The CGP Database shows China’s fossil fuel power plants are currently adding approximately 314 million tons (Mt) of CO2 emissions per year, which is about 3.5 percent of the annual CO2 emissions from the global power sector outside of China. Assuming all fossil fuel projects under construction or planning come online by 2030, they will add another 211 Mt to annual CO2 emissions. Assuming no retirement by 2030, accumulative CO2 emissions from 2018 onward from these fossil fuel power plants will reach approximately 5.9 gigatons, which would consume 1.3 percent of the global carbon budget for a 66 percent chance of limiting global warming to 1.5°C, according to the Intergovernmental Panel on Climate Change (IPCC) Special Report.

Achieving the Sustainable Development Goals requires cutting down existing fossil fuel emissions below the current levels. Any new addition of fossil fuel power generation would jeopardize the progress, and also risks becoming stranded assets, as climate policies strengthen around the world.

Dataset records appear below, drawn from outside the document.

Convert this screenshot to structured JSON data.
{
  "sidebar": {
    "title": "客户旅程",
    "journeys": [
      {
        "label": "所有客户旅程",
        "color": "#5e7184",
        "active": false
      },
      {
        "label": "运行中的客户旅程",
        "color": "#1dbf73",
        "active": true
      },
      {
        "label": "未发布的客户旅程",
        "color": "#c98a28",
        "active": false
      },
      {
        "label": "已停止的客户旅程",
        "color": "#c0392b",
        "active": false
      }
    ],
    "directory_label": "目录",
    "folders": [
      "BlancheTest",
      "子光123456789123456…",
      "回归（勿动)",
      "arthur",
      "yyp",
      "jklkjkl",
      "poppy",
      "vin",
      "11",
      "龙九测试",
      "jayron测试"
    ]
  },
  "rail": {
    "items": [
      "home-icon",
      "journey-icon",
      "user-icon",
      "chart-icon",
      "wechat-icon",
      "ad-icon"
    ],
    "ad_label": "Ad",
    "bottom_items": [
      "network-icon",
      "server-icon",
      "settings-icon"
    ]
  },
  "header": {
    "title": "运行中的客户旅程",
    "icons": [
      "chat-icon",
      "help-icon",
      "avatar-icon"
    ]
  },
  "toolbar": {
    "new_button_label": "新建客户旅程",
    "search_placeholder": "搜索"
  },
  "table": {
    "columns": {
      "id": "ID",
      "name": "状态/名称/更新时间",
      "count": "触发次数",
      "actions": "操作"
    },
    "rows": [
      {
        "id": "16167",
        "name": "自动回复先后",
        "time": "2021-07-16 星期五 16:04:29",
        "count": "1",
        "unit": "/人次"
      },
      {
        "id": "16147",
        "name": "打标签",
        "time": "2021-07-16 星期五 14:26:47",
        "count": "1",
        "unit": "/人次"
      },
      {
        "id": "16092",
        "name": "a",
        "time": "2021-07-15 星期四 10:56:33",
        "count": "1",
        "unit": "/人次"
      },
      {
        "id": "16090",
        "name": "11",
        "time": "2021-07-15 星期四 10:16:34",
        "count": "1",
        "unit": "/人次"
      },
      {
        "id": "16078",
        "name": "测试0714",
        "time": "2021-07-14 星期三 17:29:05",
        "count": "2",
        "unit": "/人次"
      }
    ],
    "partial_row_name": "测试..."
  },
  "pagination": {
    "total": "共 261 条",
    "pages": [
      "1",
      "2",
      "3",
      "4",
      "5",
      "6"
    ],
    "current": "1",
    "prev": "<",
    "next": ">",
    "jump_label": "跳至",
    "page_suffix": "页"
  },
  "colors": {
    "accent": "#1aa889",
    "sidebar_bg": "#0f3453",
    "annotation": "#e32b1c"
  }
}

Although levels of China’s FDI and overseas contracting and engineering of the first eight months of 2020 has been relatively stable, global power sector investors are faced with unprecedentedly challenging times. Nevertheless, the power sector could be a significant driving force for sustainable economic recovery. Policy support from China, recipient countries, as well as multilateral institutions, will all be crucial to recovery efforts.

In times of economic uncertainty, clear and up-to-date host country policies could be crucial to attracting investments in key sectors, such as power infrastructure and especially for renewable energy in developing countries. Countries could design different types of investment deals  according to the market structure and public budget circumstances, and appeal to diverse development institutions for financial support.

As China receives increasing attention in its global engagement, it is particularly important to understand that “Chinese” actors come in various shapes and forms. Different actors play different roles in investment decisions and ownership, with distinct implications for countries’ public balance sheets. The CGP Database enables more nuanced analysis of investment and finance activities with the participation of Chinese actors, and could be used to inform decision making for policy makers, market participants, as well as civil society.